The test, with no one on board, took place at the Kennedy Space Center in Cape Canaveral, Florida. It was successfully completed, and the capsule successfully landed. Originally scheduled for Saturday, it was pushed back due to the winds and rough seas in the ditching area.

SpaceX had attached its Crew Dragon capsule to the top of one of its Falcon 9 rockets, programmed as if it were to launch the spacecraft into orbit. About a minute and 30 seconds after takeoff, at an altitude of about 19 kilometers above the Atlantic, a sequence of abandonment started. The capsule then ignited its propellants to move away as quickly as possible from the rocket: in a manned mission, this would save the astronauts strapped inside, if ever the rocket had a problem or followed a bad trajectory.
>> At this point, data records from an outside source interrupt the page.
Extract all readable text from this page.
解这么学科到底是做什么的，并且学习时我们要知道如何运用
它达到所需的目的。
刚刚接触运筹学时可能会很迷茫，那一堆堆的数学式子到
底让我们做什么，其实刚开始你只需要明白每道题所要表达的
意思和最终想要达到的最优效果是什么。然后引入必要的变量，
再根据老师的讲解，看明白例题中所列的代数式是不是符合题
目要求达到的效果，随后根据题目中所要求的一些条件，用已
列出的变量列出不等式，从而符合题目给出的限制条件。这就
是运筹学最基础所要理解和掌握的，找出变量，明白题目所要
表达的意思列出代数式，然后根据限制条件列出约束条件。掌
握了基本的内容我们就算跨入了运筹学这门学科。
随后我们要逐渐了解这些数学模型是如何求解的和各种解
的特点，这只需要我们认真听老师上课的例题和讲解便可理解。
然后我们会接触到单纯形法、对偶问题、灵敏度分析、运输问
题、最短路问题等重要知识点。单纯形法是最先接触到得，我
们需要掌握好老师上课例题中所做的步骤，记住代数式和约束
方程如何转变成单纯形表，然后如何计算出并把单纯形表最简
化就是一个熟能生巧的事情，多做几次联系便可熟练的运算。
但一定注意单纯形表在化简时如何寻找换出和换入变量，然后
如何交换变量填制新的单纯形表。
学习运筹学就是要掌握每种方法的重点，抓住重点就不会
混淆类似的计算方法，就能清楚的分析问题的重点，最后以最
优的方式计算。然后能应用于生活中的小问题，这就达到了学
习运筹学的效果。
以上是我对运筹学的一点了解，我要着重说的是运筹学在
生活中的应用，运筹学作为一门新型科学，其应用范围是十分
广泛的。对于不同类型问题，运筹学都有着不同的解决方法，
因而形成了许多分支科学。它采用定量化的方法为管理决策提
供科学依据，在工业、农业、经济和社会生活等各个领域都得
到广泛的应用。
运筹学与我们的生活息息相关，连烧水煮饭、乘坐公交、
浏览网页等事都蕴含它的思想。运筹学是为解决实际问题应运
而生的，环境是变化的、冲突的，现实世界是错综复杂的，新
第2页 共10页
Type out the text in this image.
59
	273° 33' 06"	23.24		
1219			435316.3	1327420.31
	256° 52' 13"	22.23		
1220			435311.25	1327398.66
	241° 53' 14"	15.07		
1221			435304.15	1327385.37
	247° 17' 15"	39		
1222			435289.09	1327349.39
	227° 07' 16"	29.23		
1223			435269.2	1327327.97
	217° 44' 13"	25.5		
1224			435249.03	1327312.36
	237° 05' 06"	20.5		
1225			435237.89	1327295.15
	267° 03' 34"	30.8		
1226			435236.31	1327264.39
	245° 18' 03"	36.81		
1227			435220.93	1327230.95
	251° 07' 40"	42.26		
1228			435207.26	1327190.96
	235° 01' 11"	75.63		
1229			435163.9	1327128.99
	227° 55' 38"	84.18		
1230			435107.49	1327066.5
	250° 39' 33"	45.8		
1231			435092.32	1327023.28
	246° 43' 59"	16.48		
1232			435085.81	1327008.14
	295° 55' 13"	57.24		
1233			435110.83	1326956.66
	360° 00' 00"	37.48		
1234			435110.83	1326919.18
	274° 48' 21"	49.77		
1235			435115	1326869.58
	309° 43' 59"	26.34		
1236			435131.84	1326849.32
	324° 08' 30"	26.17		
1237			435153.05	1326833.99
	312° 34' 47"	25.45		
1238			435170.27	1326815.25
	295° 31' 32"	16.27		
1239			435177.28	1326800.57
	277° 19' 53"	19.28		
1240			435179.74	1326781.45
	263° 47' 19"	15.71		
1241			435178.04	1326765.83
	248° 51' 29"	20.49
Crew Dragon continued, alone, its course towards the sky before falling naturally towards the Atlantic Ocean. The four large parachutes slowed down its fall and ditching in the Atlantic, where rescue teams were pre-positioned.

The success of this test was essential for SpaceX and for NASA, which urgently needs to certify a vehicle to transport its astronauts to the ISS this year. Since 2011, the United States has been obliged to have its astronauts travel on the Russian Soyuz rockets, the only ones to have this capacity since the retirement of the American shuttles.